Of late I have familiarised myself with your book Pride and Prejudice. My prior acquaintance with it came in the form of an excerpt in one of my children’s books. I am not now a child, but I was once one and I had many books with which to amuse myself. — But no more of this.
Permit me to express my sincerest adoration for the plot, the characters, and even the language of the aforementioned work. You have shewn the world a stile essentially your own, and if I were I would chuse to write in it, adapting your mannerisms of prose and turns of phrase — and perhaps even spelling. Though I would have liked it if the declarations of love had been shewn, not merely described. So prettily and wonderfully were the characters of Mr. Darcy and Elizabeth thought out that no body would ever dare to hope for their ultimate separation. Rather, one would pray that their pride and prejudice would not hinder them from finding in each other a perfect match — and yourself being the master architect of every point and development, you deserve much praise.

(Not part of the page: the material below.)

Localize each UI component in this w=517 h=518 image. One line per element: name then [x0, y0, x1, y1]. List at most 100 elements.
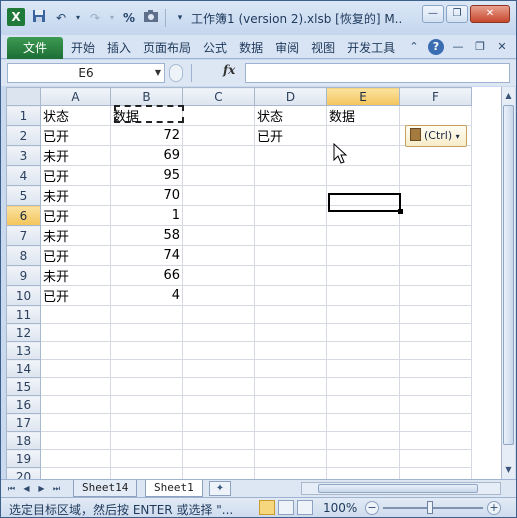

In this connexion I heartily commend you and will recommend your book to my friends. I would also like to inform you of the existence of a most excellent film based on your novel. But I am sure the producers of the said film have already asked your permission to create it.
With warmest, deepest regard, &c.;
Had you there, didn’t I? In case you didn’t get it, all I was saying was that I’ve read Pride and Prejudice. If you can get past the whole intricate English language thing (fashionable in Austen’s time, which I was referencing in my letter), it’s actually a beautiful story. It does take some imagination to generate the images in my head because Austen sometimes describes what was said rather than having her character actually say it. The 2005 film version, which stars Keira Knightley as Elizabeth Bennet and Matthew MacFadyen as Mr. Darcy, is more explicit. Aside from some anachronisms in speech within the film (“she must snap him up,” says Charlotte Lucas), you get a better sense of the emotion, although the book offers you a better view of the workings of Elizabeth’s mind.
By the way, the version of the film I watched didn’t have any kissing, quite different from the version screened in the US. I guess I like understatement best as it seems more in tune with the era in which the film is set. The film itself already takes liberties with the expression of love towards the ending; I don’t think anyone need be whacked over the head by Mr. Darcy calling Elizabeth missus several times.
Pride and Prejudice is my new favorite romantic film. I love Mr. Darcy!
P.S. I took this quiz about the book and I got 7 out of 10 right. If I hadn’t second-guessed myself about some of the answers I think I might have gotten 9 out of 10. Ah well, I’m reading the book again anyway.